PETE DAVID hardly looks like he’s just stepped out of his Sharrow terrace.
With his bowler hat, rollies and battered jacket, Pete David of Pete David & the Payroll Union is more reminiscent of an 18th-century Appalachian moonshiner than a tax-paying Sheffielder.
But then, spiritually, at least, the vast Apalachian Mountains are more like home to Pete David & the Payroll Union than the gritty streets of the Steel City.
“We are rootsy in what we play,” says David: “We’re all into country music and artists such as Gram Parsons, Johnny Cash and Leftie Frizzel.”
And they’re loyal to the genre – songs tell tales of prostitutes, rivers and loss, sharing the same subject of human struggle as the likes of Parsons or Cash. But the band don’t see the genre of country as limiting.
“I see having parameters as a freeing thing – the rock/indie genre is so vast that bands practising within it have a tendency to become bland.
“Having a more specific genre keeps you in check.”
And, like his fellow country troubadours, David sees songwriting as something to be worked at: “I think with songwriting you’ve got to sit down and give yourself time. It’s a craft – it’s about hard graft.”
Like Nick Cave, who keeps his songwriting to a strict, 9-5pm regime, David enjoys the work that goes into a song. “I get such a thrill and pleasure from the hard work you put into a song. Songs are about how much time you are prepared to give them.”

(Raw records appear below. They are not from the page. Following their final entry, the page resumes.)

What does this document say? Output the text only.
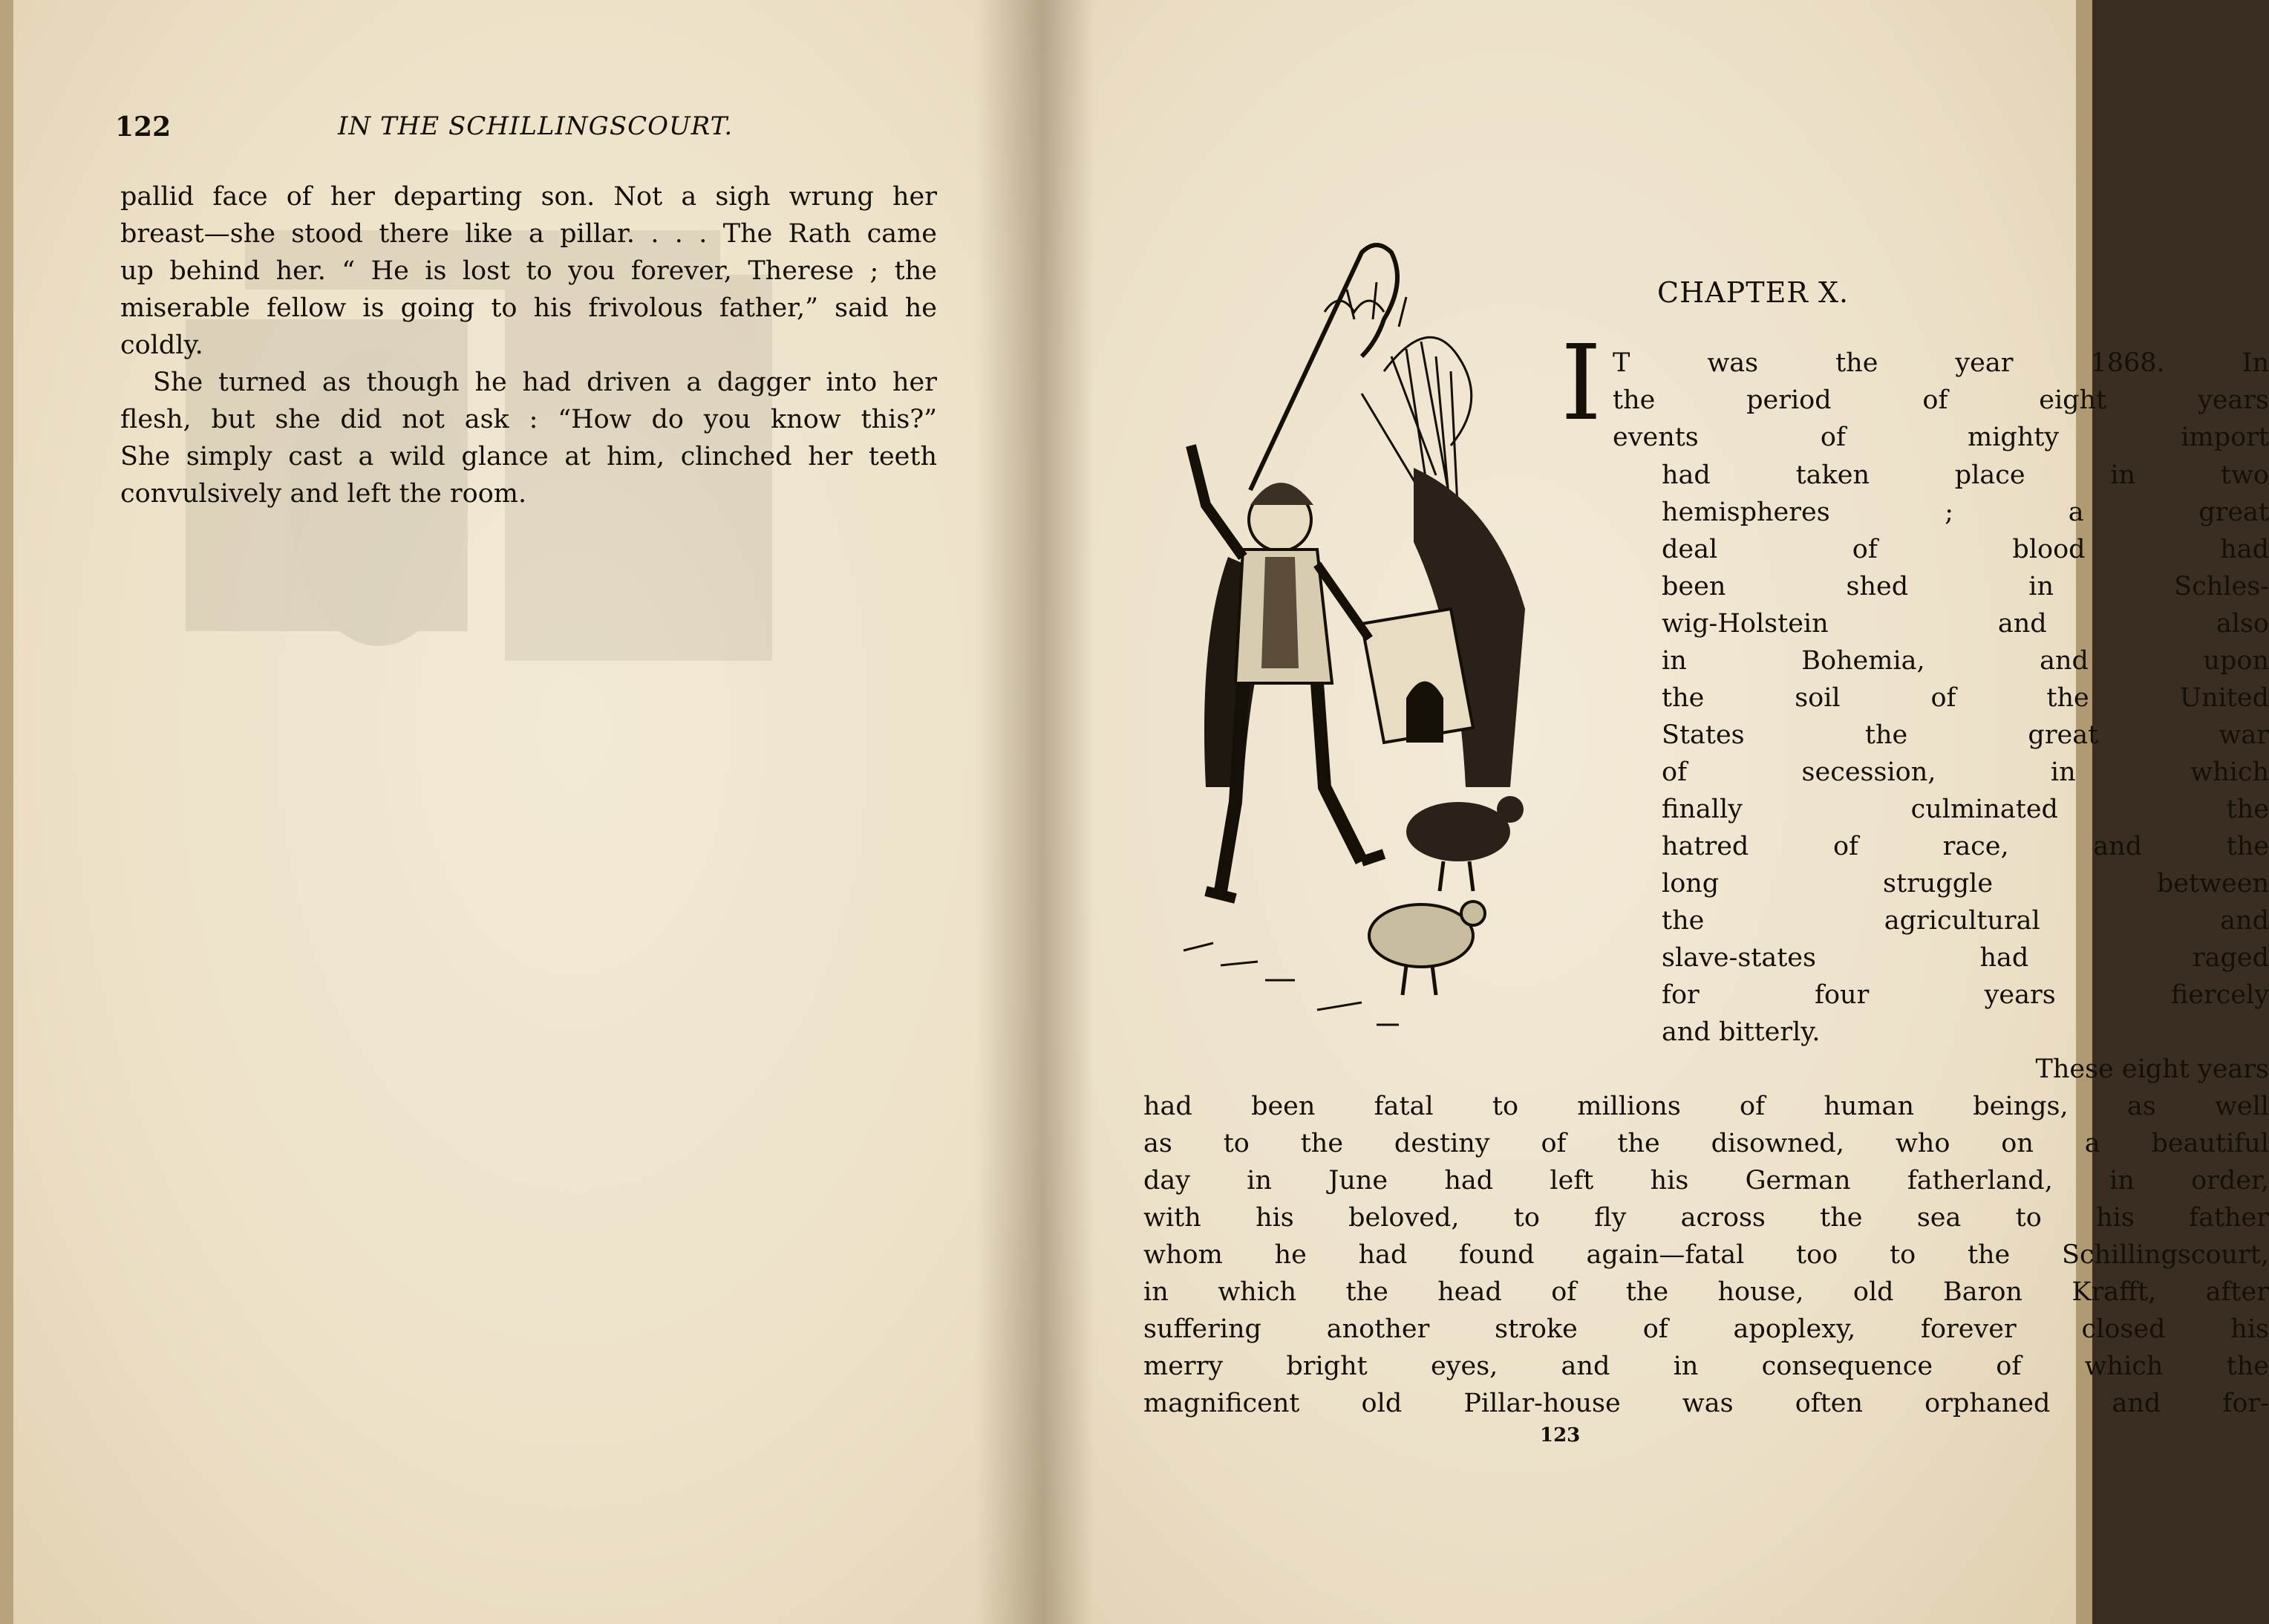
122	IN THE SCHILLINGSCOURT.

pallid face of her departing son. Not a sigh wrung her
breast—she stood there like a pillar. . . . The Rath came
up behind her. “ He is lost to you forever, Therese ; the
miserable fellow is going to his frivolous father,” said he
coldly.

She turned as though he had driven a dagger into her
flesh, but she did not ask : “How do you know this?”
She simply cast a wild glance at him, clinched her teeth
convulsively and left the room.

CHAPTER X.
I T was the year 1868. In
the period of eight years
events of mighty import
had taken place in two
hemispheres ; a great
deal of blood had
been shed in Schles-
wig-Holstein and also
in Bohemia, and upon
the soil of the United
States the great war
of secession, in which
finally culminated the
hatred of race, and the
long struggle between
the agricultural and
slave-states had raged
for four years fiercely
and bitterly.
These eight years
had been fatal to millions of human beings, as well
as to the destiny of the disowned, who on a beautiful
day in June had left his German fatherland, in order,
with his beloved, to fly across the sea to his father
whom he had found again—fatal too to the Schillingscourt,
in which the head of the house, old Baron Krafft, after
suffering another stroke of apoplexy, forever closed his
merry bright eyes, and in consequence of which the
magnificent old Pillar-house was often orphaned and for-
123
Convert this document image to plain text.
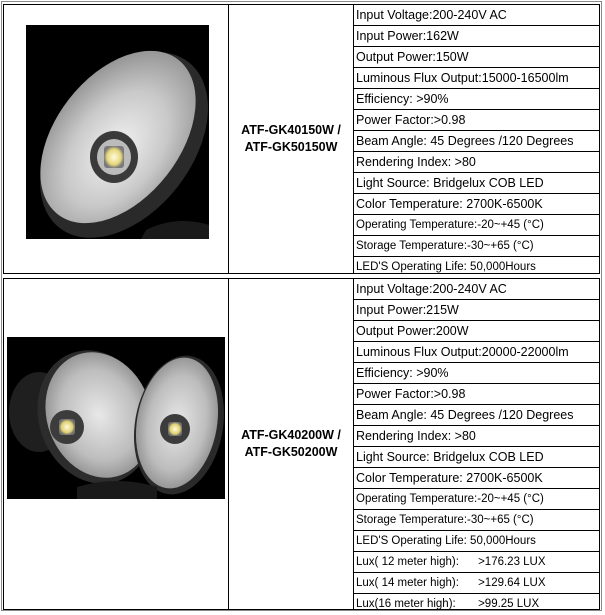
ATF-GK40150W /
ATF-GK50150W
Input Voltage:200-240V AC
Input Power:162W
Output Power:150W
Luminous Flux Output:15000-16500lm
Efficiency: >90%
Power Factor:>0.98
Beam Angle: 45 Degrees /120 Degrees
Rendering Index: >80
Light Source: Bridgelux COB LED
Color Temperature: 2700K-6500K
Operating Temperature:-20~+45 (°C)
Storage Temperature:-30~+65 (°C)
LED'S Operating Life: 50,000Hours
ATF-GK40200W /
ATF-GK50200W
Input Voltage:200-240V AC
Input Power:215W
Output Power:200W
Luminous Flux Output:20000-22000lm
Efficiency: >90%
Power Factor:>0.98
Beam Angle: 45 Degrees /120 Degrees
Rendering Index: >80
Light Source: Bridgelux COB LED
Color Temperature: 2700K-6500K
Operating Temperature:-20~+45 (°C)
Storage Temperature:-30~+65 (°C)
LED'S Operating Life: 50,000Hours
Lux( 12 meter high):      >176.23 LUX
Lux( 14 meter high):      >129.64 LUX
Lux(16 meter high):       >99.25 LUX
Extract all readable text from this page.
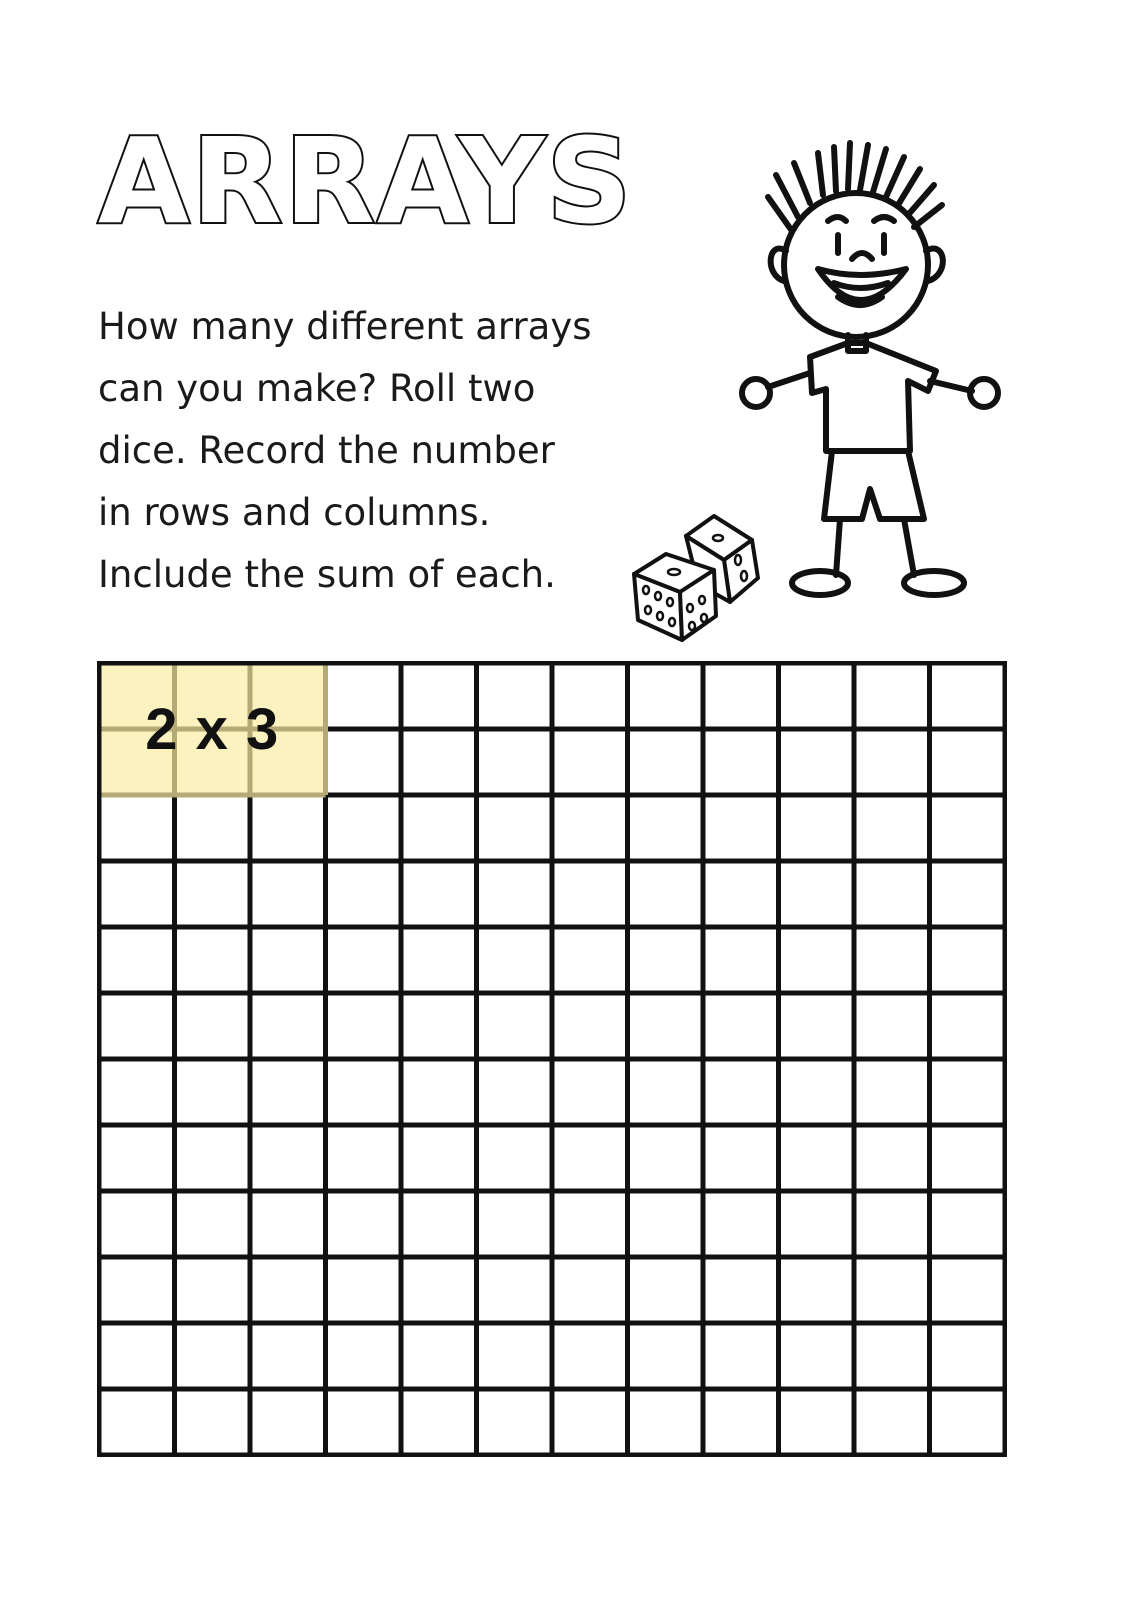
ARRAYS

How many different arrays
can you make? Roll two
dice. Record the number
in rows and columns.
Include the sum of each.

2 x 3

In April the band will release an EP of tracks entitled Under Fed and Under Paid, a title from a line in one of their songs.
Already the band are working with Bromheads frontman and producer Tim Hampton for a later release on Hampton’s newly-established Crystal Ship label.
The band already have a healthy stash of songs, including Abigail, a melodic, saddening ditty about a woman in the 17th century whose hopes of making a go of her life in the big city are dashed by the temptations of city life.
While working away, her admirer remains at home with a broken heart. “I was inspired by a character in a play at the Crucible about a woman who goes off to the big city but becomes corrupted.”
Other inspirations include David’s fascination with North American / Canadian history: “There’s a song called Lawrence River about a British soldier that goes to Canada to fight in the Seven Years’ War – it’s a personal story against a historical backdrop but the setting is very visual.
“I think good storytelling is about keeping things visual and to make them look interesting.”
The band’s repertoire – laden with bluegrass style banjo, subtle layers of blues guitar and hoedown rhythms – makes for a refreshing listen. There are no mundane ‘boy meets girl’ references here.
Life in Pete David & the Payroll Union’s songs is epic, hard graft, tragic and real – the stuff that shaped the music of the Apalachian Mountains as far back as 100 years ago.
“Roots and country music is about the struggles of like. It’s folk music – it’s about folk and their stories.
“Many of these stories are universal and apply to very real-life situations that have happened and continue to happen.”
Pete David & the Payroll Union will host a hoedown with whisky, Lindy Hop dancing and support from The Yellowbellys and Dan Haywood’s New Hawks at the Broomhall Centre on Friday February 19. Their free downloadable song is available now at the band’s website.